ESA sanctions ranked by disability: Notice that mental illness attracts by far the largest number of sanctions. Aren’t these the people who are most likely to commit suicide in such circumstances? [Image: ITV]

The Department for Work and Pensions, last November, released alarming details showing how sanctions against people in the Work-Related Activity Group of Employment and Support Allowance have increased over the past few years. Would you like to see what they showed when compared with the death rates that were published last month?

Of course you would.

In 2011, the number of sanctions was 4,471. We don’t have a death rate for the whole year but can say that between January and November that year, there were 4,003 sanctions and 1,300 deaths.

In 2012, the number of sanctions increased by a massive 184 per cent, to 12,708. The number of deaths more than doubled, to 2,990 (up 130 per cent). There were 545,980 people in the WRAG, meaning an average of one sanction for every 43 people.

In 2013, the number of sanctions increased again, nearly doubling to 22,963 (up 79 per cent on 2012 and a staggering 410 per cent more than in 2011). The number of deaths increased by 24 per cent, to 3,720. The WRAG population had increased to 596,010 (up by nine per cent).

We can see that the proportion of deaths has outstripped the growth of the WRAG, while the number of sanctions has skyrocketed; in the first six months of 2014 the number of sanctions had already passed the total for 2013 and stood at 25,011 by the end of June.

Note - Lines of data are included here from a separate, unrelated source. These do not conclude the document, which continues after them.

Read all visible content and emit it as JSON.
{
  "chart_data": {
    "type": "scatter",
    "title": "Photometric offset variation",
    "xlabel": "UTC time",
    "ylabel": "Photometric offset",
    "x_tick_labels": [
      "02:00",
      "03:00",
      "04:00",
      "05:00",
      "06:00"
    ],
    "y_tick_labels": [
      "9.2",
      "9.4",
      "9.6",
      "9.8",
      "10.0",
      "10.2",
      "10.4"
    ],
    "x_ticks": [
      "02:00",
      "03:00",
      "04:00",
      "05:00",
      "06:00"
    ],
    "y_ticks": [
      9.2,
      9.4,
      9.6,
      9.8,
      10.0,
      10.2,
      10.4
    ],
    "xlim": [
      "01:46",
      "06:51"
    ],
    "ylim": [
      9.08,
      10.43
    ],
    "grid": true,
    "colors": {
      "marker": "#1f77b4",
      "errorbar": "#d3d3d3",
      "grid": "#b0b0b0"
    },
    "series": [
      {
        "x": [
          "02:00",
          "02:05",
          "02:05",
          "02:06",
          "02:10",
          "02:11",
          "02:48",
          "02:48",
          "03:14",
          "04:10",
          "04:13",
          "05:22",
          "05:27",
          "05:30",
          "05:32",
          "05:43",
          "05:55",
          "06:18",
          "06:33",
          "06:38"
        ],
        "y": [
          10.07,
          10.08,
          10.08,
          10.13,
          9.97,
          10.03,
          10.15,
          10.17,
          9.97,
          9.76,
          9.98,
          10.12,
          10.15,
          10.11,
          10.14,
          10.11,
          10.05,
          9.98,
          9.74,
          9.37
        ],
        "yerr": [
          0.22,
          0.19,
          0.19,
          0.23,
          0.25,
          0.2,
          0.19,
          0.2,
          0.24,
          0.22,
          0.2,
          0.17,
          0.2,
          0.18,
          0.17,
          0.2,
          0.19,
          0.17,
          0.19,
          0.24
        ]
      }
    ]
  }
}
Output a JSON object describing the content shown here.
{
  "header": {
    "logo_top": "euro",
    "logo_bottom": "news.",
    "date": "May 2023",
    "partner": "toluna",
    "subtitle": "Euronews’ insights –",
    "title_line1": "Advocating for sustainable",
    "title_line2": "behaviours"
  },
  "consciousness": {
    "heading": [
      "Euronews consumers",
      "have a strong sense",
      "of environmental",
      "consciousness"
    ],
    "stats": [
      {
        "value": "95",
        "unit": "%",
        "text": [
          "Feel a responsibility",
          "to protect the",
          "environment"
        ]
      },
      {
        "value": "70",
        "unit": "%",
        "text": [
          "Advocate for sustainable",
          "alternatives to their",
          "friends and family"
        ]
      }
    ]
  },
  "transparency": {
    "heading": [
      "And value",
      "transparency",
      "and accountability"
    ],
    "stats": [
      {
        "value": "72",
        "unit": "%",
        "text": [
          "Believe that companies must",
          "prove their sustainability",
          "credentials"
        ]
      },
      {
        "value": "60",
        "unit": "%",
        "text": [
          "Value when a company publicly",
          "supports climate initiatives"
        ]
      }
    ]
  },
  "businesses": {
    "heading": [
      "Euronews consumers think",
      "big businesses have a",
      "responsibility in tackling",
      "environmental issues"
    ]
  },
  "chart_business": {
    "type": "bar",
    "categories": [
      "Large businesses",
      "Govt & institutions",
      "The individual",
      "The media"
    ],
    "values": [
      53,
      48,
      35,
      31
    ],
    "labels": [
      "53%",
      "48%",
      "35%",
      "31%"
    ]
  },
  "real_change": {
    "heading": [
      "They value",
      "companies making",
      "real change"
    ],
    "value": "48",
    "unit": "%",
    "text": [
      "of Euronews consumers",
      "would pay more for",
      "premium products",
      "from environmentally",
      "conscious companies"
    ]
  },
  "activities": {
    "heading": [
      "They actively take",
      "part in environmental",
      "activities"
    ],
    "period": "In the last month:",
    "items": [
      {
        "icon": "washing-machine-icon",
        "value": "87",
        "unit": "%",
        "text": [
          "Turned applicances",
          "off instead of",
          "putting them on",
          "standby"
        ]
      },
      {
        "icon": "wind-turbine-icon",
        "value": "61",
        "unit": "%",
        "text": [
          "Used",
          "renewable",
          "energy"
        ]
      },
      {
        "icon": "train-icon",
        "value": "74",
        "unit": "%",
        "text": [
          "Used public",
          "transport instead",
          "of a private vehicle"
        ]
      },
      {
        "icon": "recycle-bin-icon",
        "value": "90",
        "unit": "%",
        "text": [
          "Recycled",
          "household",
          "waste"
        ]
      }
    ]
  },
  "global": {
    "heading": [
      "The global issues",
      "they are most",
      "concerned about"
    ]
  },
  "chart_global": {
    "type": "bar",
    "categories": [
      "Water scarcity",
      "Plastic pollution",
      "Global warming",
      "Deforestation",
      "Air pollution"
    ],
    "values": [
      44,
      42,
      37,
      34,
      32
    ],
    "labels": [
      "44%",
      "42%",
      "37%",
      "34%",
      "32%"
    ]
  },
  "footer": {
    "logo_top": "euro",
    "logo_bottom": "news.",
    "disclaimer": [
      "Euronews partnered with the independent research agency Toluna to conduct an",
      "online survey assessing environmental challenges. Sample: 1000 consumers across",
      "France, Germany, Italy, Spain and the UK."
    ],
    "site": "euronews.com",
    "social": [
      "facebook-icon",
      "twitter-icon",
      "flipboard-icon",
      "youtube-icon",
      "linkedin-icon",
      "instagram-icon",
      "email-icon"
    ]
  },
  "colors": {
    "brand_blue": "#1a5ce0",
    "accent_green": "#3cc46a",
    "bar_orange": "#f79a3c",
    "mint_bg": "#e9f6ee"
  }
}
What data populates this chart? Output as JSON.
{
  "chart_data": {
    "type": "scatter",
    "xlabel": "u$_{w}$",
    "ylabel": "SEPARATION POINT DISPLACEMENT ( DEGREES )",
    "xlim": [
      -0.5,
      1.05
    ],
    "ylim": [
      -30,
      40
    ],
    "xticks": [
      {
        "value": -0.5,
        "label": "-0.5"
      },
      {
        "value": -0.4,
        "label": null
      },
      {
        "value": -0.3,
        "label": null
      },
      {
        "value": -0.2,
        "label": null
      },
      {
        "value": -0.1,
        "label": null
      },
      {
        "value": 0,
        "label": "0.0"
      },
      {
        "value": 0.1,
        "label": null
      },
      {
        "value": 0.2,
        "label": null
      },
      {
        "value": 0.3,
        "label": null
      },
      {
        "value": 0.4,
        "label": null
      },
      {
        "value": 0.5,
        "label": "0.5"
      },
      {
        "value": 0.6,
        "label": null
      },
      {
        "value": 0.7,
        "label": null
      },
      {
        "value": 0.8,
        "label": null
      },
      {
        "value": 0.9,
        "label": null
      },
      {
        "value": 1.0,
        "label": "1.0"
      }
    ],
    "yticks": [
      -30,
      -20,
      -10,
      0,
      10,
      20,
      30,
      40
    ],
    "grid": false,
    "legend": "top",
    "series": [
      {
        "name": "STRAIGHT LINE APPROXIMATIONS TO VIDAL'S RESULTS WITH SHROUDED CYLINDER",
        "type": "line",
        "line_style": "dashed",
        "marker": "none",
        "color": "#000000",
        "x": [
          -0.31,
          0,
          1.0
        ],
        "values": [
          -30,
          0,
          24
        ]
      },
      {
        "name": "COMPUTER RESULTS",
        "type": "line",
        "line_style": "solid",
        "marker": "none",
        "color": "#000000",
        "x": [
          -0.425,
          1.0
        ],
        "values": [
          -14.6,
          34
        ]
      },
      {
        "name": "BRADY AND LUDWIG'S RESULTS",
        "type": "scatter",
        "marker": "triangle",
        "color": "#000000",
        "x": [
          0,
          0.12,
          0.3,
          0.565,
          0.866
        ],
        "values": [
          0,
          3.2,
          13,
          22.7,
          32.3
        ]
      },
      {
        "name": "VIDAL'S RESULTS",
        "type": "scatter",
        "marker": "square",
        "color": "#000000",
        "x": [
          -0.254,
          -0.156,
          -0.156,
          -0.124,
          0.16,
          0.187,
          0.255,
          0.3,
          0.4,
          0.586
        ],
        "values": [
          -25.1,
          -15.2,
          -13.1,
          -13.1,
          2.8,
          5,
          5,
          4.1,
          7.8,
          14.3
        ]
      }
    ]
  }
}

The DWP will say this means nothing.

The Blog says it means serious questions may now be asked about the validity of sanctions and their effect on the health of claimants. Certainly there are mitigating factors, such as the rise in the ESA population due to migration from IB/SDA (but does this actually make the figures any less shocking?) and the fact that the results of mandatory reconsiderations were not included in the sanction figures, meaning they are slightly (but only slightly) higher than the number of sanctions that were actually imposed. Remember, this information has become available shortly after the DWP was revealed to have fabricated testimonies claiming that sanctions actually helped jobseekers back into work – not the same group of people, for sure, but setting a dangerous precedent.

Now we need to know how many people died after a sanction had been imposed, the nature of their illness, and the number of sanctions that had been imposed on them when they died. For clarity, it seems sensible to have that information presented month-by-month, in the same way the DWP’s November 2014 release on sanctions presents its information.

Does anybody have any suggestions that would improve a request for this information?